Koordinator Kegiatan Diskusi yang juga Ketua IKPMDI, Asrizal menjelaskan, diskusi ini dihadiri sebanyak 35 perwakilan mahasiswa asal daerah seluruh Indonesia.
"Kegiatan diskusi ini dilaksanakan sebagai wadah perekat persatuan antarmahasiswa seluruh daerah Indonesia, dari Aceh sampai Papua. Kegiatan ini dilaksanakan dengan ide mahasiswa IKPMDI, sebagai organisasi mahasiswa berada di wilayah Yogyakarta," jelas Asrizal kepada
Kantor Berita Politik RMOL, Selasa (21/3).
Diskusi menampilkan pembicara antara lain, Giovany Krey dan Tan Hamzah. Diskusi berlangsung seru karena para peserta aktif bertanya kepada pembicara. Selain itu terjadi diskusi positif antarsesama peserta.
Giovany Krey mengatakan, Yogyakarta sebagai kota pelajar dipenuhi mahasiswa dari berbagai daerah Indonesia. Mulai dari Aceh sampai Papua, bahkan mahasiswa dari luar negeri sekalipun.
"Namun secara eksistensi, mahasiswa keseluruhan di kota pelajar ini belum memproyeksikan mahasiswa seutuhnya secara makna. Masih banyak mahasiswa yang tidak memiliki kepedulian terhadap sosial sekitarnya," kata Giovany mengkritisi kondisi mahasiswa Yogya saat ini.
Selain itu, kata Giovany, banyak mahasiswa yang lupa akan tanggung jawab sebagai personal yang harus meneruskan tanggung jawab intelektualnya.
"Forum-forum diskusi kecil seperti ini perlu dipertahankan untuk merawat kewarasan kami sebagai sejatinya mahasiswa. Juga untuk mempertahankan kondusifitas kota pelajar yang kini telah bergeser secara makna menjadi kota pariwisata," jelas Giovany.

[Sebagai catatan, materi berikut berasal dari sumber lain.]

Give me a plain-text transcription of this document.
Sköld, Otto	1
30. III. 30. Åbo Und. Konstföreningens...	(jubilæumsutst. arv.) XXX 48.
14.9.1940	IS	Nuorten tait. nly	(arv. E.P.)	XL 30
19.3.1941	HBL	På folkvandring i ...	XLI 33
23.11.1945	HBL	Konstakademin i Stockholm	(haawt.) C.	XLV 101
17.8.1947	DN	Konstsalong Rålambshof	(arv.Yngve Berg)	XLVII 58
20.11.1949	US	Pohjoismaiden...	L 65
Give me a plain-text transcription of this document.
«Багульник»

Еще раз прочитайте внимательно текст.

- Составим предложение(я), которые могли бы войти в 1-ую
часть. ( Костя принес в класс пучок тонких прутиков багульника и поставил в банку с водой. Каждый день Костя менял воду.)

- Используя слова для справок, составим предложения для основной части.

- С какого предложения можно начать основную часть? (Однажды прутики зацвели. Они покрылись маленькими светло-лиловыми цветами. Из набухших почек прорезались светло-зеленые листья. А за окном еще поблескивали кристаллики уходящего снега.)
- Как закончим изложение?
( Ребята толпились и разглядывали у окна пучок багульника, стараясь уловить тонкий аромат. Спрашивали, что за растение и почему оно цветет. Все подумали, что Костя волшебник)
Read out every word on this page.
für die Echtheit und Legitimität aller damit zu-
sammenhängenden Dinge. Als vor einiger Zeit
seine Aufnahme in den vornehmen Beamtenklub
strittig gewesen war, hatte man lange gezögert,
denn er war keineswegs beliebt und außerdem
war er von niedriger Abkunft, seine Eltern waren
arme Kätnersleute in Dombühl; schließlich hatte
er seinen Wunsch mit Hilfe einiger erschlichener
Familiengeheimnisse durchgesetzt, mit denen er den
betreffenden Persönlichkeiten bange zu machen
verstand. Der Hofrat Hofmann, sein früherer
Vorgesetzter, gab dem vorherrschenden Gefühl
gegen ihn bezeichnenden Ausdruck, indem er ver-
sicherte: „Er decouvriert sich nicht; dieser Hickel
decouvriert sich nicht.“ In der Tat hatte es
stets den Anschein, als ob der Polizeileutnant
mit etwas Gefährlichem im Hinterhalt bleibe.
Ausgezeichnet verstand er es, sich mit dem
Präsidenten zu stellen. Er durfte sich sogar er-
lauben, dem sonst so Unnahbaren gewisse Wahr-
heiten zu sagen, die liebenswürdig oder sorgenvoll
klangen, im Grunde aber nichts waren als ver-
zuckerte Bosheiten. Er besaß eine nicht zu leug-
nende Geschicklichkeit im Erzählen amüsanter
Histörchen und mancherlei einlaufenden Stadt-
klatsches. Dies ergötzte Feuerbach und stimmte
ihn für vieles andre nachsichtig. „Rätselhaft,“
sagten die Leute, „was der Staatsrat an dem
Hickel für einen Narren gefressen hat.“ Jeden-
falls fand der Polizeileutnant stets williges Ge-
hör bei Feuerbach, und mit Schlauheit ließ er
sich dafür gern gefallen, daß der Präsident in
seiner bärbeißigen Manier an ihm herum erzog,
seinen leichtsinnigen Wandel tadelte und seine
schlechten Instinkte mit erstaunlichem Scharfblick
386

Giovany mengingatkan dan berharap mahasiswa terutama mahasiswa perantau harus ingat tugas dan kewajiban utamanya yakni benar-benar menuntut ilmu.
"Mahasiswa yang ada di Yogya juga diharapkan mampu mempertahankan stigma Yogyakarta sebagai kota pelajar," kata dia.
Sementara itu, Tan Hamzah, menyoroti peran mahasiswa Yogyakarta dalam sentrum gerakan intelektual.
"Adapun Yogyakarta dikenal sebagai kota pelajar, dengan ratusan bahkan ribuan fasilitas untuk mengakses ilmu pengetahuan, yang meliputi universitas, perpustakaan, sanggar, organisasi, sampai warung kopi," jelas Tan Hamzah.
Namun, kata Tan Hamzah, label atau klaim Yogyakarta sebagai kota pelajar patut diuji pada saat ini. Sebab pada masa kini, semua orang sudah bisa mengakses ilmu pengetahuan nonformal (bukan sekolah), dengan adanya internet.
"Hampir semua orang bisa belajar apa saja yang dia inginkan tanpa harus berpindah tempat," ujar dia.
Selain itu, Tan Hamzah mengatakan, mahasiswa sejak era orde baru hingga reformasi dikenal sebagai
Agent of Change dan
Agent of Control.
"Era kejayaan mahasiswa yang dinilai kritis dan berani itu menjadi beban moral bagi siapa pun yang menyandang status mahasiswa hari ini," kata Tan Hamzah.
Tan Hamzah menyebut, mahasiswa merupakan representasi dari gerakan rakyat. Namun untuk menyatukan gerakan mahasiswa, terutama di Yogyakarta, ada banyak variabel yang harus diperhatikan.
Di antaranya yaitu heterogenitas organisasi yang mempunyai basis massa terkadang sulit untuk saling bertemu. Misalnya ada banyak organisasi ekstra kampus, BEM, organisasi kedaerahan, serta mahasiswa nonorganisasi.
"Namun satu hal yang harus paling penting adalah sebagai mahasiswa terpelajar, maka seorang mahasiswa harus mampu menyelesaikan tanggung jawab utama sebagai mahasiswa," pungkas Tan Hamzah.